§ Baroness Howe of Idlicote
asked Her Majesty "s Government:
Whether they will undertake an economic analysis of the investment required to ensure that government programmes aimed at lifting children out of poverty reach disabled children. [HL1030]
§ Baroness Hollis of Heigham
Research suggests that children in workless households are much more likely to be deprived than children living in a working household. Work is crucial if we are to stop life-cycle effects of poverty and the way it is passed down the generations. Work is not only important for those of working age. Children who grow up in non-working families have an increased risk of being unemployed themselves in adulthood. This is borne out by Gregg and Machin in their 1998 paper:Child Development and Success or Failure in the Youth Labour Market, a copy of which has been placed in the Library.

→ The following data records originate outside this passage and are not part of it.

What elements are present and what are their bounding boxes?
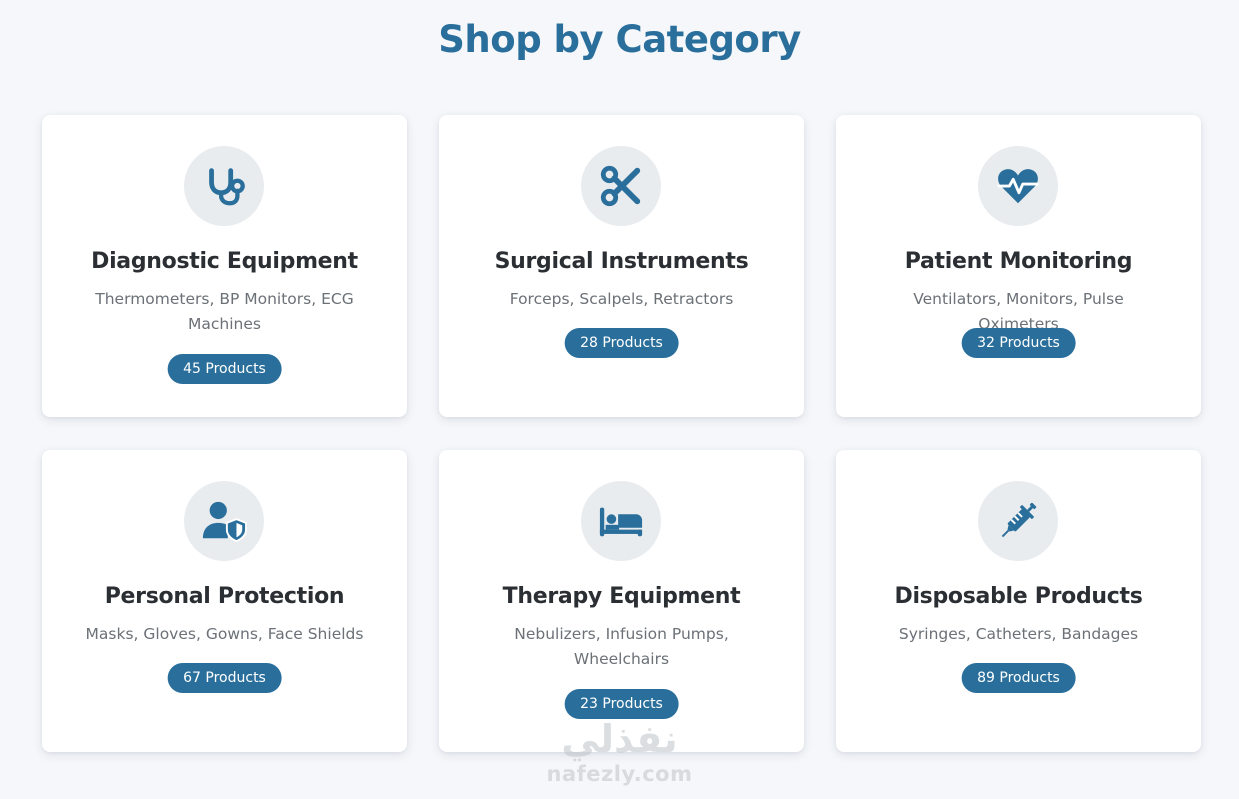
product-count-badge[interactable]: 32 Products (961, 328, 1076, 358)
category-card-therapy-equipment[interactable]: Therapy Equipment Nebulizers, Infusion P… (439, 450, 804, 752)
product-count-badge[interactable]: 45 Products (167, 354, 282, 384)
category-title: Patient Monitoring (904, 249, 1133, 274)
category-grid: Diagnostic Equipment Thermometers, BP Mo… (0, 0, 1239, 799)
heart-pulse-icon (978, 146, 1058, 226)
product-count-badge[interactable]: 89 Products (961, 663, 1076, 693)
product-count-badge[interactable]: 67 Products (167, 663, 282, 693)
category-description: Masks, Gloves, Gowns, Face Shields (85, 625, 364, 643)
syringe-icon (978, 481, 1058, 561)
page: Shop by Category Diagnostic Equipment Th… (0, 0, 1239, 799)
user-shield-icon (184, 481, 264, 561)
category-description: Nebulizers, Infusion Pumps, Wheelchairs (514, 625, 729, 668)
category-card-disposable-products[interactable]: Disposable Products Syringes, Catheters,… (836, 450, 1201, 752)
product-count-badge[interactable]: 28 Products (564, 328, 679, 358)
category-card-diagnostic-equipment[interactable]: Diagnostic Equipment Thermometers, BP Mo… (42, 115, 407, 417)
stethoscope-icon (184, 146, 264, 226)
category-title: Personal Protection (104, 584, 345, 609)
category-description: Forceps, Scalpels, Retractors (509, 290, 734, 308)
scissors-icon (581, 146, 661, 226)
category-description: Syringes, Catheters, Bandages (898, 625, 1139, 643)
category-description: Thermometers, BP Monitors, ECG Machines (95, 290, 354, 333)
category-card-surgical-instruments[interactable]: Surgical Instruments Forceps, Scalpels, … (439, 115, 804, 417)
category-title: Diagnostic Equipment (91, 249, 358, 274)
category-card-personal-protection[interactable]: Personal Protection Masks, Gloves, Gowns… (42, 450, 407, 752)
category-title: Disposable Products (894, 584, 1143, 609)
bed-icon (581, 481, 661, 561)
category-title: Therapy Equipment (502, 584, 741, 609)
product-count-badge[interactable]: 23 Products (564, 689, 679, 719)
category-title: Surgical Instruments (494, 249, 749, 274)
category-card-patient-monitoring[interactable]: Patient Monitoring Ventilators, Monitors… (836, 115, 1201, 417)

However, we recognise that disabled children and their families have additional needs. We are committed to helping severely disabled people with the extra costs they face as a result of their disabilities. This is why from April 2001 the disabled living allowance higher rate mobility component was extended to severely disabled children aged three and four, providing extra help to their families currently worth £39.30 a week.
A full analysis of our strategy to eradicate child poverty is given in our annual Opportunity for all reports. Opportunity for all—fourth annual report (Cm 5598) was published in September 2002. It reports on a range of outcome indicators covering many dimensions of poverty and social exclusion.